Irgendwann habe ich es begriffen. Unsere Eltern, lieber Bruder, sie sind der Teufel in Person. Sie scheren sich einen Dreck um ihr Volk, beuten es aus und zeigen niemals Gnade.
Als Draca einer Krankheit erlag, die erst seinen Geist dahinraffte und sein Herz dann stillstehen ließ, wurde zunächst Bone zum Oberhaupt erklärt.
Er war aber noch nie der Typ von Mann gewesen, der gerne führte. Lieber sehnte er sich danach zurück zum Meer zu kehren, über das er jahrelang gesegelt war.
Also nahm ich das Ruder in die Hand, formte aus der einfachen Siedlung eine Rebellion. Ich erkannte die Chance nun in der Position zu sein etwas zu ändern und ich ergriff sie."

Elody kam Theon nahe.
So nahe, dass er ihren warmen Atem auf seinem Gesicht spüren konnte. Ihre Augen bohrten sich förmlich in seine, ehe sie weitersprach: „Und das werde ich tun. Ich werde etwas verändern. Mit eurem Tod wird eine neue Ära anbrechen, eine neue Zeit, in der ich auf dem Thron sitzen und Gerechtigkeit walten lassen werde. Ich werde unser Volk unterstützen, es aufbauen und dafür Sorge tragen, dass kein Mann mehr stehlen muss, aus Angst, seine Liebsten könnte ansonsten der Hungertod ereilen."

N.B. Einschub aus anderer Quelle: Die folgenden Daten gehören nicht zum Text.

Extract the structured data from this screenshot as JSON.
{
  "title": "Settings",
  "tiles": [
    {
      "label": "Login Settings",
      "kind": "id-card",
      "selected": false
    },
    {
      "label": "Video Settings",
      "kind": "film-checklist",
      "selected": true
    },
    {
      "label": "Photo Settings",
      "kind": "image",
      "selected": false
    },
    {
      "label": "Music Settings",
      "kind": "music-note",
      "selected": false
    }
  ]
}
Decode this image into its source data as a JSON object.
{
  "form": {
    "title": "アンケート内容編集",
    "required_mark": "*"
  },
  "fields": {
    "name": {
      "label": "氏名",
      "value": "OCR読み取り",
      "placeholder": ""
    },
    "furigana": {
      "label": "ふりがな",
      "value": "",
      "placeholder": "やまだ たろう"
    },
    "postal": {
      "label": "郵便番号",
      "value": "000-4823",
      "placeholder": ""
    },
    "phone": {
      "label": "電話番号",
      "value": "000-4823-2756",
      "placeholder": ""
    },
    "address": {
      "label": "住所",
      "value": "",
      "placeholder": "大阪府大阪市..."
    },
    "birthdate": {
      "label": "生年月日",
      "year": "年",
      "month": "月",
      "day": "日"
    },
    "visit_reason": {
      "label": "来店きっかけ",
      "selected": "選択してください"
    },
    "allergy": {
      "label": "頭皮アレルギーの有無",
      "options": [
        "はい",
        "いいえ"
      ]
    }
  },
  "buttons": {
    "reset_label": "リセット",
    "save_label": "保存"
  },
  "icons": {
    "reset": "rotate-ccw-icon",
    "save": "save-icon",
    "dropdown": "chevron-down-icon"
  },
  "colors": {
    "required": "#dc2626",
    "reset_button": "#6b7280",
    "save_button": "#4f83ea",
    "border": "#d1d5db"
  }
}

„Das ist also dein Plan? Du tötest deine Familie ..."

„Oh bitte, Theon, bezeichne euch nicht, als meine Familie", unterbrach sie ihn zischend. „Du bist nicht mein Bruder, der König ist nicht mein Vater und die Königin nicht meine Mutter. Die Rebellion, das ist meine Familie. Diese Menschen hier haben mir gezeigt was Liebe, Brüderlichkeit und Loyalität bedeuten. Sie sind ehrlich, haben gute Herzen und reine Seelen. Ihr ...", sie deutete erst auf ihn und dann auf Hunter, „ ... ihr seid nichts weiter, als Marionetten. Ihr besitzt keinen Sinn für Gerechtigkeit, wurdet nach dem Glauben und den Traditionen des Königshauses erzogen. Auch wenn du den Thron besteigst, wird die Dunkelheit weiter über Bardo herrschen. Ich aber werde dem Reich das Licht zurückbringen. Das Licht, die Hoffnung und den Frieden."
Sie sprach diese Worte mit einer derartigen Überzeugung, dass es Theon einen Schauer über den Rücken jagte.

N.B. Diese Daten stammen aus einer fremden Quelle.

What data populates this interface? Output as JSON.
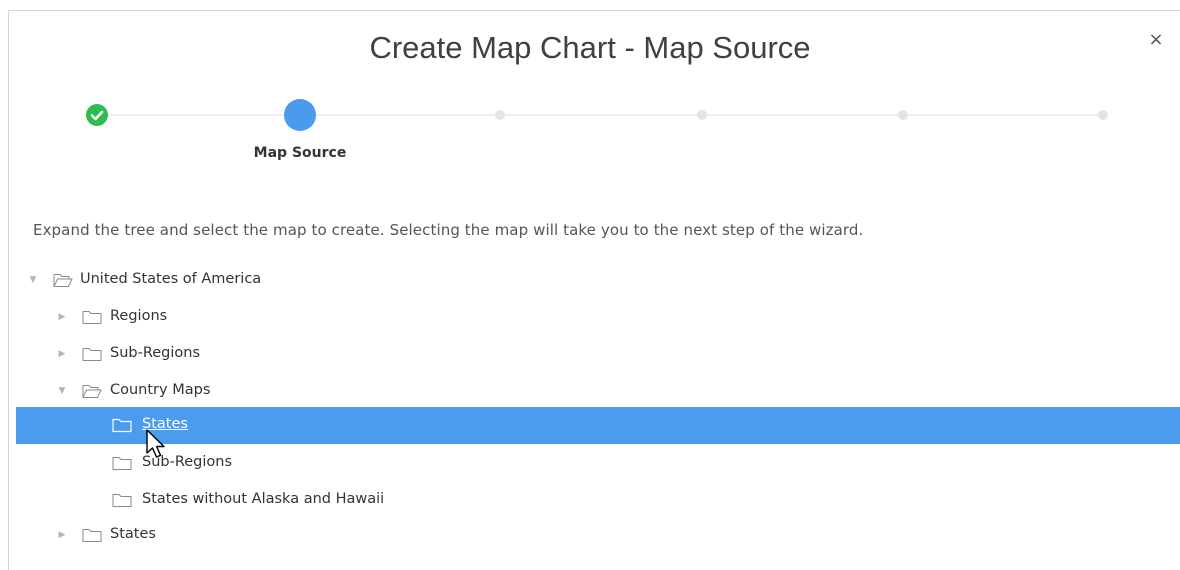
{
  "dialog": {
    "title": "Create Map Chart - Map Source",
    "close_label": "×"
  },
  "wizard": {
    "current_step_label": "Map Source",
    "steps": [
      {
        "state": "complete"
      },
      {
        "state": "current"
      },
      {
        "state": "future"
      },
      {
        "state": "future"
      },
      {
        "state": "future"
      },
      {
        "state": "future"
      }
    ],
    "colors": {
      "complete": "#2ebb50",
      "current": "#4b9bec",
      "future": "#e4e4e4"
    }
  },
  "instructions": "Expand the tree and select the map to create. Selecting the map will take you to the next step of the wizard.",
  "tree": {
    "nodes": [
      {
        "label": "United States of America",
        "expanded": true,
        "level": 0
      },
      {
        "label": "Regions",
        "expanded": false,
        "level": 1
      },
      {
        "label": "Sub-Regions",
        "expanded": false,
        "level": 1
      },
      {
        "label": "Country Maps",
        "expanded": true,
        "level": 1
      },
      {
        "label": "States",
        "leaf": true,
        "selected": true,
        "level": 2
      },
      {
        "label": "Sub-Regions",
        "leaf": true,
        "level": 2
      },
      {
        "label": "States without Alaska and Hawaii",
        "leaf": true,
        "level": 2
      },
      {
        "label": "States",
        "expanded": false,
        "level": 1
      }
    ],
    "selection_color": "#4a9cef"
  }
}
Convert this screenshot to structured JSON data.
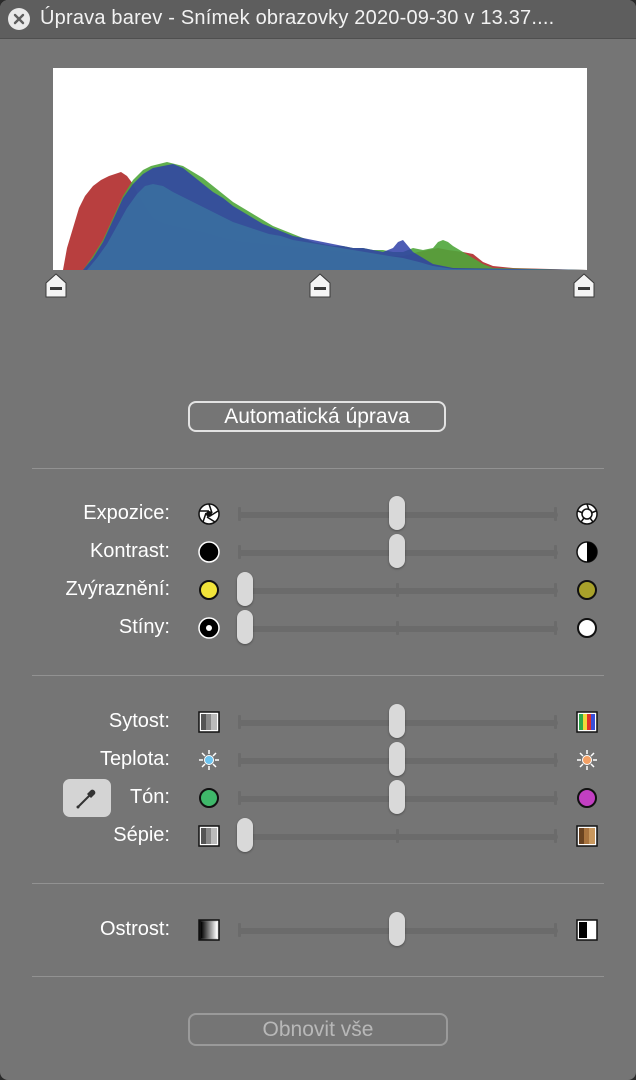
{
  "window": {
    "title": "Úprava barev - Snímek obrazovky 2020-09-30 v 13.37...."
  },
  "histogram": {
    "colors": {
      "red": "#b02a2a",
      "green": "#4fa63b",
      "blue": "#2f3fa8",
      "mix": "#3a6ea0"
    },
    "levels": {
      "black_point": 0,
      "midpoint": 0.5,
      "white_point": 1
    }
  },
  "auto_button": {
    "label": "Automatická úprava"
  },
  "sections": {
    "light": [
      {
        "key": "exposure",
        "label": "Expozice:",
        "icon_left": "aperture-closed-icon",
        "icon_right": "aperture-open-icon",
        "value": 0.5
      },
      {
        "key": "contrast",
        "label": "Kontrast:",
        "icon_left": "black-circle-icon",
        "icon_right": "half-circle-icon",
        "value": 0.5
      },
      {
        "key": "highlights",
        "label": "Zvýraznění:",
        "icon_left": "yellow-circle-icon",
        "icon_right": "olive-circle-icon",
        "value": 0.0
      },
      {
        "key": "shadows",
        "label": "Stíny:",
        "icon_left": "black-dot-circle-icon",
        "icon_right": "white-circle-icon",
        "value": 0.0
      }
    ],
    "color": [
      {
        "key": "saturation",
        "label": "Sytost:",
        "icon_left": "gray-bars-icon",
        "icon_right": "color-bars-icon",
        "value": 0.5
      },
      {
        "key": "temperature",
        "label": "Teplota:",
        "icon_left": "cool-sun-icon",
        "icon_right": "warm-sun-icon",
        "value": 0.5
      },
      {
        "key": "tint",
        "label": "Tón:",
        "icon_left": "green-circle-icon",
        "icon_right": "magenta-circle-icon",
        "value": 0.5
      },
      {
        "key": "sepia",
        "label": "Sépie:",
        "icon_left": "gray-bars-icon",
        "icon_right": "sepia-bars-icon",
        "value": 0.0
      }
    ],
    "detail": [
      {
        "key": "sharpness",
        "label": "Ostrost:",
        "icon_left": "soft-gradient-icon",
        "icon_right": "sharp-edge-icon",
        "value": 0.5
      }
    ]
  },
  "reset_button": {
    "label": "Obnovit vše"
  }
}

Er wusste nicht, was er darauf erwidern sollte. Ein unbändiger Schmerz manifestiert sich in seiner Brust, denn er begann zu begreifen, dass Elody verloren war. Niemand würde sie von ihrem Vorhaben abbringen können, nicht einmal er und das obwohl er davon überzeugt gewesen war, er könnte in ihr die alten Gefühle ihrer damaligen Verbundenheit wachrufen.

Theon war noch nie ein Mann gewesen, der weinte, doch in diesem Moment begannen Tränen der puren Verzweiflung seine Wangen hinabzulaufen.

Ihm wurde klar, dass nur noch zwei Möglichkeiten für den Ausgang dieser Geschichte blieben: Entweder er und seine Familie würden den Tod finden, oder die Frau, die nicht länger seine kleine Schwester war.